In this case, the ultrasonic sensor has a thin-walled portion (semiconductor activated layer and insulating membrane layer) which is formed at a semiconductor substrate having a SOI (silicon on insulator) construction, and a piezoelectric oscillator where a strong dielectric is sandwiched between two electrodes (upper detection electrode and lower detection electrode). The piezoelectric oscillator is arranged to cover the thin-walled portion in such a manner that the electrodes are respectively arranged at the lower surface and the upper surface of the strong dielectric.
That is, the forming part of the thin-walled portion and the piezoelectric oscillator constructs a membrane structure where the semiconductor activated layer, the insulating membrane layer, the lower electrode, the strong dielectric and the upper electrode are sequentially stacked.
In the case where the piezoelectric-typed ultrasonic sensor is manufactured by the MEMS technology, a resonance frequency of a membrane structure which is constructed of the thin-walled portion and the piezoelectric oscillator may deviate from a desirable value due to unevenness in manufacture. Moreover, in the case of an ultrasonic sensor where the membrane structures are arrayed, there will be unevenness in the resonance frequencies of the membrane structures (that is, unevenness in sensitivities thereof).
Considering the above-described problem, it is proposed in JP-2003-284182A to adjust the resonance frequency of the ultrasonic sensor by applying a predetermined voltage between the two electrodes during the operation of the ultrasonic sensor. In this case, with the variation of a spontaneous polarization generated in the strong dielectric, the value of the physical property (for example, membrane stress and Young's modulus) related to the stiffness varies so that the resonance frequency varies. However, it is difficult to control the resonance frequency for a long time, because the state of the polarization gradually varies when the voltage is continuously applied.

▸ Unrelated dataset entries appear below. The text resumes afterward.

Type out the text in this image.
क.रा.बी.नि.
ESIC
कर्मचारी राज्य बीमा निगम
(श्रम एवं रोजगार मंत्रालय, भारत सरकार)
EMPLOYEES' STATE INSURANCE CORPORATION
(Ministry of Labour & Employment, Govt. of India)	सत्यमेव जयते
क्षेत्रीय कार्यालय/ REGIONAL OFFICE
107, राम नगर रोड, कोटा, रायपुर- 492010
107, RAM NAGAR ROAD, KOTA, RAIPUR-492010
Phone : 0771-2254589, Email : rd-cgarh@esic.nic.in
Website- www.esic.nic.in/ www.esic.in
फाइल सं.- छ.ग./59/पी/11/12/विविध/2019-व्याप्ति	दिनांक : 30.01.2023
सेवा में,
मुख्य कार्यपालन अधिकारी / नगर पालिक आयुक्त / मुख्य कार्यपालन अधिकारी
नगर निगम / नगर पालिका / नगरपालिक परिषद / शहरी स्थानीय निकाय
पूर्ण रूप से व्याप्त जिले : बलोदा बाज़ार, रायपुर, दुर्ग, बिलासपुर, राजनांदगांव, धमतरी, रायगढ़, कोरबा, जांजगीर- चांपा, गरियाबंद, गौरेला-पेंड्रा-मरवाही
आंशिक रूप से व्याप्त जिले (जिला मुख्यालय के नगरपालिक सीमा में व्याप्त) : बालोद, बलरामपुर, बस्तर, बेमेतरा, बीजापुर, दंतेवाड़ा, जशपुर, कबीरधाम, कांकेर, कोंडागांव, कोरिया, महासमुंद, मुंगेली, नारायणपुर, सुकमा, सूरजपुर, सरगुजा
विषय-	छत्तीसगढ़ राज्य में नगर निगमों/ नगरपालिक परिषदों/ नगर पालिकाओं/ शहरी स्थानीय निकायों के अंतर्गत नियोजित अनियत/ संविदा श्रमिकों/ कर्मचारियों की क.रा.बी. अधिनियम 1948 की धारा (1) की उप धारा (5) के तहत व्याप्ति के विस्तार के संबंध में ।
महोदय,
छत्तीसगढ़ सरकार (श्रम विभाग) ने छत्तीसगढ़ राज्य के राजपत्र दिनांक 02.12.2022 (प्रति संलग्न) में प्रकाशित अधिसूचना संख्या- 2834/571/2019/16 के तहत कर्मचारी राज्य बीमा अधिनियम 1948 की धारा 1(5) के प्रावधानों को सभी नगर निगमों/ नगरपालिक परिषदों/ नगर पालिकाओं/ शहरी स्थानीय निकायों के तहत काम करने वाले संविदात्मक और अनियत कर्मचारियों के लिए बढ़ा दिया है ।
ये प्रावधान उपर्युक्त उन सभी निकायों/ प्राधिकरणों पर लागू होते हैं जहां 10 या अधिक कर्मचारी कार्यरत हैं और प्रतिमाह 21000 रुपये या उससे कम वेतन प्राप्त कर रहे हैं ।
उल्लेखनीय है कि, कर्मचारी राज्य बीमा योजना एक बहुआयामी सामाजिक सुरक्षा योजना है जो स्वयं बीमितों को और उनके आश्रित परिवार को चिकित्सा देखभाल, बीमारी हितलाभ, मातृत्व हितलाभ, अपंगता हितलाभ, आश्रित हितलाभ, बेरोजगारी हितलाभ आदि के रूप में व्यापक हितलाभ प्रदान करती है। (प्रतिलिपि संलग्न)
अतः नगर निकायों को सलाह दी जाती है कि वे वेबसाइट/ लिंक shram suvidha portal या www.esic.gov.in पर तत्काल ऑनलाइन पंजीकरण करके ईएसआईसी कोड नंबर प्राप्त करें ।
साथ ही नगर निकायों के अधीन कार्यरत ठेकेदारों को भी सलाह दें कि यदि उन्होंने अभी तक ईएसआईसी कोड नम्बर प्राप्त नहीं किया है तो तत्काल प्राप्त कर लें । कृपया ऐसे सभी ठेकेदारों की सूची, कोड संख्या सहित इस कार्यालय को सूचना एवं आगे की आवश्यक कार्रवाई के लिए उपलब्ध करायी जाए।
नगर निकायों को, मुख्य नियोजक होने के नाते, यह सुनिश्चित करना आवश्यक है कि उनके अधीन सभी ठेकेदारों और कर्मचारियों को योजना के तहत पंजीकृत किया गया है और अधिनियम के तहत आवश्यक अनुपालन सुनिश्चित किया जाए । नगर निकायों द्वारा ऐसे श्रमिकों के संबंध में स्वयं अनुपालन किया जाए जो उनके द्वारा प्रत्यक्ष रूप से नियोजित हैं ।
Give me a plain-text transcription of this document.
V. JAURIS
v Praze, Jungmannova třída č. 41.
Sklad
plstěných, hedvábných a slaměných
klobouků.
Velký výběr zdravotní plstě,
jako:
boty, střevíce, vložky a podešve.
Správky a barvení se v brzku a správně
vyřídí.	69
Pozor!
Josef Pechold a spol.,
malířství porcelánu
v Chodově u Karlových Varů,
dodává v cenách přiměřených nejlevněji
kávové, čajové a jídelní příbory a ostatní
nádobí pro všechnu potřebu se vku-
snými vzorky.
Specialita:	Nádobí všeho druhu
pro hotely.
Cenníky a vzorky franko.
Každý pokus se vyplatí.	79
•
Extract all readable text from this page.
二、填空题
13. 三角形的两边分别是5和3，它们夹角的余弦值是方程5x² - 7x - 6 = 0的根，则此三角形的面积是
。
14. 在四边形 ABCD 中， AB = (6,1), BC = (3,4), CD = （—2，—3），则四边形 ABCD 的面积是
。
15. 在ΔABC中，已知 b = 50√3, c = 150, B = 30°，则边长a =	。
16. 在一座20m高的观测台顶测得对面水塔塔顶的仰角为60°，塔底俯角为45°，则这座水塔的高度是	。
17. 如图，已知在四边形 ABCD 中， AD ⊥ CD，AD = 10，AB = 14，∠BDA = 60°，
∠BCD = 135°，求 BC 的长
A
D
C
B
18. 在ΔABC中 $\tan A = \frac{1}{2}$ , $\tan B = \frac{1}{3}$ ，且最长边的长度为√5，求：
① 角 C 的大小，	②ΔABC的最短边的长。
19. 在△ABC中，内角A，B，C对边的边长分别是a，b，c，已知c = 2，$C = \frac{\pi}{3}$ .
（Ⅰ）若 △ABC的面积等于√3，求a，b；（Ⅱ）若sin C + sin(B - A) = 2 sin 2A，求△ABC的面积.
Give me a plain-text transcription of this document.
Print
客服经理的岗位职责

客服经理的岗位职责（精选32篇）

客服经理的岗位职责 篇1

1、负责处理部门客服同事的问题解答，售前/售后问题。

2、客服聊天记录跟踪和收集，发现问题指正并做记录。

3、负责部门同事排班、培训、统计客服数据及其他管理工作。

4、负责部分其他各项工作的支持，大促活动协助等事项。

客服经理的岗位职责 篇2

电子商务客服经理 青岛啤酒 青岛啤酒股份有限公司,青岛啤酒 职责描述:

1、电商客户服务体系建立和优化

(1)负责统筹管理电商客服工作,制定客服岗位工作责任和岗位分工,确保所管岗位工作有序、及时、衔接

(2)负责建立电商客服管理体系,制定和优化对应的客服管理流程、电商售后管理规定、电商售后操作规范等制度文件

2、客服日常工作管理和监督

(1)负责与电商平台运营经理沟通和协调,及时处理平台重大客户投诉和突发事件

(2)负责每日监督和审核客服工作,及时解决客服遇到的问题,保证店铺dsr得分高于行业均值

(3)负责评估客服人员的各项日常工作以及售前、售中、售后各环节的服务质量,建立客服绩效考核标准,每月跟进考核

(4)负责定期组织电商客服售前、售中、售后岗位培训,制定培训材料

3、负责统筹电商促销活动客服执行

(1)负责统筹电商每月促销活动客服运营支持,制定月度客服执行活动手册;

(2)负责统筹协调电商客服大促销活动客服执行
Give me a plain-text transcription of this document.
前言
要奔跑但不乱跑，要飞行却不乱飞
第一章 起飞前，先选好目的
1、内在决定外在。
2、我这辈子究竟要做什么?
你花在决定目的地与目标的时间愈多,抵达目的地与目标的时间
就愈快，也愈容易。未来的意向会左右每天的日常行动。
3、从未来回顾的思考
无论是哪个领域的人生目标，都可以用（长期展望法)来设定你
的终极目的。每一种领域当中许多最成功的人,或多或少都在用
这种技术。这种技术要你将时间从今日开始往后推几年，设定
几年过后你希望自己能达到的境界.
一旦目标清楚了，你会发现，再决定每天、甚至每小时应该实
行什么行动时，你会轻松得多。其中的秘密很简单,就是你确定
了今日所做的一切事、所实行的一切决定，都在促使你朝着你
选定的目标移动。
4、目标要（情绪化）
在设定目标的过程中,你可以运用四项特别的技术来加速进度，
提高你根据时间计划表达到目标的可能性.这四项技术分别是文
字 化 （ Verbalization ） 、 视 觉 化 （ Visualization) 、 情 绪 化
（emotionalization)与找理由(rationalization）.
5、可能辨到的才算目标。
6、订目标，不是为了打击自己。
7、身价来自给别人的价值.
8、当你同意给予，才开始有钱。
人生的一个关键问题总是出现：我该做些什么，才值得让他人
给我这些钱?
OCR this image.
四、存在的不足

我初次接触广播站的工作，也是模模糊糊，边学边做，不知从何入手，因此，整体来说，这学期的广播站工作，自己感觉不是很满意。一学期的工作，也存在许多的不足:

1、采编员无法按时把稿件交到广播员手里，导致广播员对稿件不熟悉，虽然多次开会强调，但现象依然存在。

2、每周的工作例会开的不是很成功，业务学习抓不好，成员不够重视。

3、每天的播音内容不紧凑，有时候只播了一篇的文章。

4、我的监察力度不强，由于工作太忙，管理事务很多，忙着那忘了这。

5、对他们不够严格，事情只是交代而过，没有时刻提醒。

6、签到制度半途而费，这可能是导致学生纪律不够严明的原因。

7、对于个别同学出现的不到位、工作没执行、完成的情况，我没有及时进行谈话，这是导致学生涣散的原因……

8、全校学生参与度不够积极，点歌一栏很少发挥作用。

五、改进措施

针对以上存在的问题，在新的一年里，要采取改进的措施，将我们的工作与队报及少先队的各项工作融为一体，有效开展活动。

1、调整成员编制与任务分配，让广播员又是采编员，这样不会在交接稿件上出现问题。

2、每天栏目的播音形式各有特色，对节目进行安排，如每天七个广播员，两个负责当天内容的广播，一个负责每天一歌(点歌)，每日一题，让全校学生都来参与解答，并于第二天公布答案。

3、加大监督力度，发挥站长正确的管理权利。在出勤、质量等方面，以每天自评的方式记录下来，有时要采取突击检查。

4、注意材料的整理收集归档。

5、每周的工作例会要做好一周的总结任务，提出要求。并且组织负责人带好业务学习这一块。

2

Moreover, according to JP-2003-284182A, it is also proposed that the predetermined voltage is applied between the two electrodes before the operation of the ultrasonic sensor to beforehand change (polling) the spontaneous polarization of the strong dielectric so that the resonance frequency of the ultrasonic sensor is adjusted. However, in this case, the spontaneous polarization will become weak when being provided with ambient temperature, for example. Therefore, it is difficult to control the resonance frequency for a long time.
Furthermore, according to the methods in JP-2003-284182A, it is difficult to adjust if the material does not have the spontaneous polarization such as the strong dielectric. For example, the methods cannot be suitably used for a piezoelectric material such as aluminum nitride (AlN), zinc oxide (ZnO) or the like.
Moreover, according to the ultrasonic sensor having the membrane structure disclosed in JP-2003-284182A, buckling will be caused when the internal stress (in the state where piezoelectric oscillator does not vibrate) of the whole of the membrane structure constructed of the thin-walled portion and the piezoelectric oscillator is a compressive stress. Because the shape of the membrane structure in the state where the piezoelectric oscillator does not vibrate varies (i.e., is lack of reproducibility) due to buckling, there will also occur a variation in the deformation amount of the membrane structure when ultrasonic wave is received or sent. That is, there will have a variation in the sensitivity of the ultrasonic sensor.
Generally, for the ultrasonic sensor having the membrane structure, the internal stress (in the state where piezoelectric oscillator does not vibrate) of the whole of the membrane structure is adjusted to be a tensile stress or to be zero. Thus, the membrane structure in the state where the piezoelectric oscillator does not vibrate is maintained to be substantially flat, to reduce the variation in the deformation amount of the membrane structure when the ultrasonic wave is received or sent. However, because the internal stress of the whole of the membrane structure is adjusted to be the tensile stress or to be zero, the deformation amount of the membrane structure when the ultrasonic wave is received or sent will be small. That is, the sensitivity of the ultrasonic sensor will be low.